No candidate preferred by minority groups has won since 2007, according to the New York Civil Liberties Union (NYCLU). This is because the board’s nine members are elected “at-large”: instead of each neighborhood electing its own representative, the entire district votes for every member on the board.

In East Ramapo, 62% of the population is white and votes cohesively in favor of private school candidates, according to Perry Grossman, a voting rights lawyer for the NYCLU and co-counsel in the suit against the East Ramapo Central School District.

“In every single election, a very large bloc of white voters was voting for the winning candidates and in every election a very large bloc of black and Latino voters who voted for losing candidates,” he said.

Since the NYCLU filed the lawsuit in November 2017, two minority candidates have been elected to the school board.

At-large voting takes place in 80% of city and one-third of county elections across the US. It was instituted in southern states to suppress black votes, said Leah Aden, deputy director of litigation at the NAACP Legal Defense Fund (LDF). In 2014, LDF won a suit in federal court to replace at-large voting in Fayette county, Georgia, where not a single black candidate had served on a school board or country commission in the county’s 200-year history, despite constituting one-fifth of the population.

To fix the East Ramapo issues, Grossman is calling for a switch to single-member districts.

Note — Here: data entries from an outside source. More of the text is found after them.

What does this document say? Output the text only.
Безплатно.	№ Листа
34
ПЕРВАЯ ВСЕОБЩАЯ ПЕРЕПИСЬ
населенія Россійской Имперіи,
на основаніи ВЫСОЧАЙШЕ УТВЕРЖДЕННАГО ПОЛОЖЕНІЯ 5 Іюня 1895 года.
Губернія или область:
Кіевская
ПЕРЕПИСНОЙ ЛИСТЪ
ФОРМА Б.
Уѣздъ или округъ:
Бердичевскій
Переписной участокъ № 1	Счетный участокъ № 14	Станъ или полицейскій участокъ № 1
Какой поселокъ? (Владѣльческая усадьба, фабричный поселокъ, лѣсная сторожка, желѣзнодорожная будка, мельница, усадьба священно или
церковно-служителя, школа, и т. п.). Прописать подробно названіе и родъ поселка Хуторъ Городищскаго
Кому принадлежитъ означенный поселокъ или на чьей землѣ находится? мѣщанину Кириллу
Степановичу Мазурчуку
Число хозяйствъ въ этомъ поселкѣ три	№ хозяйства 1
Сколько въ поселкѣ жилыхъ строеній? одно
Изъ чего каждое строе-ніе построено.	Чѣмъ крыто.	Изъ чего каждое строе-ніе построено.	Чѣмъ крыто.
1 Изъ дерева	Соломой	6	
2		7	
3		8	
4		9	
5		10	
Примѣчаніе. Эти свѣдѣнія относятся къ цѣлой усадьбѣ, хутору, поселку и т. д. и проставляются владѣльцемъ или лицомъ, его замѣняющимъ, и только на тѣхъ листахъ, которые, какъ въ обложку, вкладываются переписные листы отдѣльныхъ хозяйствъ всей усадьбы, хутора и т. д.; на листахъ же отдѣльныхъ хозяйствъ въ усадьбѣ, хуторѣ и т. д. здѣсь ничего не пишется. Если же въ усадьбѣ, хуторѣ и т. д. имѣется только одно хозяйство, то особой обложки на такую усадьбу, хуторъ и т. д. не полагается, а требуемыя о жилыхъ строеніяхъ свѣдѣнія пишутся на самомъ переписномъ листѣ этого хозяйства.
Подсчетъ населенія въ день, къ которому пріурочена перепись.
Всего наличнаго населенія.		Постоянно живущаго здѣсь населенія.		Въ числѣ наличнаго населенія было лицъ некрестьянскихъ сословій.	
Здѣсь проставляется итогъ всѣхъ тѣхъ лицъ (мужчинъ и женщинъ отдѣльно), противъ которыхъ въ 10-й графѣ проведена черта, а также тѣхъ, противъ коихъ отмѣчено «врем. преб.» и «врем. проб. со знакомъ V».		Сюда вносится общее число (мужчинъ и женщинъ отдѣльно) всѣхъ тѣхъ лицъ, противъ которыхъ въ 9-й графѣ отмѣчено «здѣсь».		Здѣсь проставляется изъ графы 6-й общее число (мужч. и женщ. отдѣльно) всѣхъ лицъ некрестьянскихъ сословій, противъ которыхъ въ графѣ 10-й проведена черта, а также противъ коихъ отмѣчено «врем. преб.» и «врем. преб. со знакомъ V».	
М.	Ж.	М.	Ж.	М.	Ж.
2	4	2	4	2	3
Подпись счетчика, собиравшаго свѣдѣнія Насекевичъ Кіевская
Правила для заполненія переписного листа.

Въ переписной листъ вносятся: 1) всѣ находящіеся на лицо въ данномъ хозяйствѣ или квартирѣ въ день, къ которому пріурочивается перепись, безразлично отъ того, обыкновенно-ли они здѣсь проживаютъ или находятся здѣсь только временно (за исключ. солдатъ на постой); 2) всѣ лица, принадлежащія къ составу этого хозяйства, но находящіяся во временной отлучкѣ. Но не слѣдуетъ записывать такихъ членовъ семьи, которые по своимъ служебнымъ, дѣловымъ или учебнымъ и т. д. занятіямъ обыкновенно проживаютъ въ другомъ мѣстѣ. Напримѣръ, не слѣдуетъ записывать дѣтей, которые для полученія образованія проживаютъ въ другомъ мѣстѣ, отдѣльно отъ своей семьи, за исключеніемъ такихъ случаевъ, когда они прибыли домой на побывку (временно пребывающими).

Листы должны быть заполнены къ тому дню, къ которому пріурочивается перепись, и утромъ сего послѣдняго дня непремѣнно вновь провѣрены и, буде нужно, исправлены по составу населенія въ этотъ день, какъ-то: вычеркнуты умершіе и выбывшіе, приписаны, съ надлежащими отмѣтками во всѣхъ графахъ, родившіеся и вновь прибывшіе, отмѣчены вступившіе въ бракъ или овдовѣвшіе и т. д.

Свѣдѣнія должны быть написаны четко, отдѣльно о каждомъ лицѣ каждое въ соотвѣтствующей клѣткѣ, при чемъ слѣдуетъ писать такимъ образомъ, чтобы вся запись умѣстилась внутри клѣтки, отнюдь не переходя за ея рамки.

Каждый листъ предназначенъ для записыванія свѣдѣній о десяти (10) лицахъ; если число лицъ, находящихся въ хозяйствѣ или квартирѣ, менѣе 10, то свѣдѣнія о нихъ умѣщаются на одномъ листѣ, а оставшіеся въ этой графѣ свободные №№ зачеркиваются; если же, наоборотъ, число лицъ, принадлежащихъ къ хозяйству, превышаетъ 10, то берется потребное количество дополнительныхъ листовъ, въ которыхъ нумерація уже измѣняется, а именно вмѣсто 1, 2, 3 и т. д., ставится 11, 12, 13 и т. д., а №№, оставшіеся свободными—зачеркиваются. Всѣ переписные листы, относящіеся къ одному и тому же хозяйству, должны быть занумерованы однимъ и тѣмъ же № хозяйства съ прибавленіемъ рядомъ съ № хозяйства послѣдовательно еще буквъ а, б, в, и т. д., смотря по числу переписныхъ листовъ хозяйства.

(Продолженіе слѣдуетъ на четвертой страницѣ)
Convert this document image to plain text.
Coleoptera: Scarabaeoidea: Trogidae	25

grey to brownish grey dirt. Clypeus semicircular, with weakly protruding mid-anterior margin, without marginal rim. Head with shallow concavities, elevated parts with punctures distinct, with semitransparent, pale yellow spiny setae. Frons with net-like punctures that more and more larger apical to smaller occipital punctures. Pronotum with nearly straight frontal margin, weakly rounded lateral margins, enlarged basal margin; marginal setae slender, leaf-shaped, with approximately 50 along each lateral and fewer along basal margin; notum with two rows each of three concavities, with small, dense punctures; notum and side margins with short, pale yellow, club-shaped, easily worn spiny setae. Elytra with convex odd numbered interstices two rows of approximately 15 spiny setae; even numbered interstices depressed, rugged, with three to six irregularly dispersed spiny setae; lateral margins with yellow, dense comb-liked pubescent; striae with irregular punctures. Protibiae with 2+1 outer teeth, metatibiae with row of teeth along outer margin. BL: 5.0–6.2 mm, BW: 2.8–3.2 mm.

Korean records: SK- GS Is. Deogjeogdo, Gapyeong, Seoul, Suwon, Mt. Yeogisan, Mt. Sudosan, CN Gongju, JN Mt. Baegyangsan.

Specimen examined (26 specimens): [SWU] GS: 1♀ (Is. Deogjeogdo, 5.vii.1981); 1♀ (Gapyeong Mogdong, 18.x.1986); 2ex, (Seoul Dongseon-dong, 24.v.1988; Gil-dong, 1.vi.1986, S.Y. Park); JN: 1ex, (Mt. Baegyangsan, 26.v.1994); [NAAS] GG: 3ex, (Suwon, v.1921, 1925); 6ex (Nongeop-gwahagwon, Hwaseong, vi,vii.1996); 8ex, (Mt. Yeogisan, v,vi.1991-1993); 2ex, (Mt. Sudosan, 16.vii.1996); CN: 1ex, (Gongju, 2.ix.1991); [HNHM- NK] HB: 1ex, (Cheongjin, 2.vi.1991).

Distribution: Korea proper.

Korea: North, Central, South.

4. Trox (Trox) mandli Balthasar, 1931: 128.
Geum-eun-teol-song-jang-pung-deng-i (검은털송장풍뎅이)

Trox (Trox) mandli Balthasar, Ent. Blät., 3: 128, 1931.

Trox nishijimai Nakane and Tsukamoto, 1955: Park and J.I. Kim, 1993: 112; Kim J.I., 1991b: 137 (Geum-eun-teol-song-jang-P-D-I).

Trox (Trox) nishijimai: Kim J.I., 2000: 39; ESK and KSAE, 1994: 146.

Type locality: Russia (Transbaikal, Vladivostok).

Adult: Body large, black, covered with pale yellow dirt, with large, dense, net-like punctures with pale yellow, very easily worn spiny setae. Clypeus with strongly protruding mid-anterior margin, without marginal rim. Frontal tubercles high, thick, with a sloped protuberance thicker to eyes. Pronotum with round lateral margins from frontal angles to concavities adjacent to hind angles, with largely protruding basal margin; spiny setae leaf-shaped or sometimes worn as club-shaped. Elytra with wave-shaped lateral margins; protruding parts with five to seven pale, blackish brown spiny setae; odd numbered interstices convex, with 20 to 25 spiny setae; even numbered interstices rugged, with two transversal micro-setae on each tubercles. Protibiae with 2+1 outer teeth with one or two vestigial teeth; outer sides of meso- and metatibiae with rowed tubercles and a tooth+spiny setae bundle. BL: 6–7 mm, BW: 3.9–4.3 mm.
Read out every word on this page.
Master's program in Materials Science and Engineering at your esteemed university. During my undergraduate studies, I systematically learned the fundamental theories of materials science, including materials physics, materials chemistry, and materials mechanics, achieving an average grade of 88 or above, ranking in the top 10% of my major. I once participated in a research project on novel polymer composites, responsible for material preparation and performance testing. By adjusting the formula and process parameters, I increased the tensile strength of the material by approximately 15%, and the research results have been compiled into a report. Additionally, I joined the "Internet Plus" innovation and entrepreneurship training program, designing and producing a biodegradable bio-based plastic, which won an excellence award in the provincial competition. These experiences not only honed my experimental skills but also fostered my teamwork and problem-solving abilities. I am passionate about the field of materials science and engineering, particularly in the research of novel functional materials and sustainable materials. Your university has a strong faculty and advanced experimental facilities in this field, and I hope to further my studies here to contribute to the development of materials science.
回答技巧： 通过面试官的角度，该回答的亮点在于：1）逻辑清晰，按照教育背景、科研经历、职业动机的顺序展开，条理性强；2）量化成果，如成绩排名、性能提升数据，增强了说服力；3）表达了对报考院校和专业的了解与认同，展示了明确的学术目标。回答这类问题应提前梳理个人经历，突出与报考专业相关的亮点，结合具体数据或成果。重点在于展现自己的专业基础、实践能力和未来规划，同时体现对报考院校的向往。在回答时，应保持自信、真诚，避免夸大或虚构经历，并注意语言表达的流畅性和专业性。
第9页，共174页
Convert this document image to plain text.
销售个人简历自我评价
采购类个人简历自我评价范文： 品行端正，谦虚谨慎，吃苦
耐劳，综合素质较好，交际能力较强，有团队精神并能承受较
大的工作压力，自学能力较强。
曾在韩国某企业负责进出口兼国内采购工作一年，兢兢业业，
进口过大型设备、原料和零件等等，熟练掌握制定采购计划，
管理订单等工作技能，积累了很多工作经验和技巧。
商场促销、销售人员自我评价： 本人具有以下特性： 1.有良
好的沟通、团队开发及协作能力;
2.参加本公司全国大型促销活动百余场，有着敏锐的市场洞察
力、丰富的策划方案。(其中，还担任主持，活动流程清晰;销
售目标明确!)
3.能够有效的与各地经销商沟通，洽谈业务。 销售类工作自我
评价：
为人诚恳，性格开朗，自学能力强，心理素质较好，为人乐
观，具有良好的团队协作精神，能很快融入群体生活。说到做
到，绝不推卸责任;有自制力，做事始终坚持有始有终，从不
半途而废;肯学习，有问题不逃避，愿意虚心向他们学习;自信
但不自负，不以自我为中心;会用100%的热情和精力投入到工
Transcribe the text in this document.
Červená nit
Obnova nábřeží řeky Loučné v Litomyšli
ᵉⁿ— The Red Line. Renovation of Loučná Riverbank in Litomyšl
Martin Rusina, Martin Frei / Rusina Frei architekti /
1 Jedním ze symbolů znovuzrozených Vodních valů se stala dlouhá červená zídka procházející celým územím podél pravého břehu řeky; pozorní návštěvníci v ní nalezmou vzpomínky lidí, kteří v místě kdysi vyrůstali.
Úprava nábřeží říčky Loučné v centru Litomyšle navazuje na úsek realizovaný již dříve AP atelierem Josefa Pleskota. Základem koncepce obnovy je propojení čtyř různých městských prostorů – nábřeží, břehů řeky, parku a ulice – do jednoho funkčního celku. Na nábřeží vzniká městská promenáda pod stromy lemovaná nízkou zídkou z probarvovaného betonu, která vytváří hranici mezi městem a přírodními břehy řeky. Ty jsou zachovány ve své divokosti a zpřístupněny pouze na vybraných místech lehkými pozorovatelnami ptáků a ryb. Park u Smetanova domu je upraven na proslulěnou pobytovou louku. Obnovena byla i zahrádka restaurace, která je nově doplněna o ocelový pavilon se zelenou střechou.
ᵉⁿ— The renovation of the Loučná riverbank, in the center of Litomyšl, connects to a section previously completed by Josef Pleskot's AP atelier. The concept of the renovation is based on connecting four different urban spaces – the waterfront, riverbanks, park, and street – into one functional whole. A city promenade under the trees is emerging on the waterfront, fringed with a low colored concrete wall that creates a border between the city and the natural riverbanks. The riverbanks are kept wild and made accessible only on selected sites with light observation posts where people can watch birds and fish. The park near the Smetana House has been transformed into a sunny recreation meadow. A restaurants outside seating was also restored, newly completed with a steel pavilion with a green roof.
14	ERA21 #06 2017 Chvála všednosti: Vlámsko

In this system, the school district in East Ramapo would be divided into multiple neighborhoods, each of which would elect their own board member.

“When children grow up seeing only people who look different than them in political office, they may not think politics is for them, or believe in the democratic system and that elected representatives are faithfully doing their best to represent them,” said Sarah John, a political science researcher and project manager at Virginia Commonwealth University.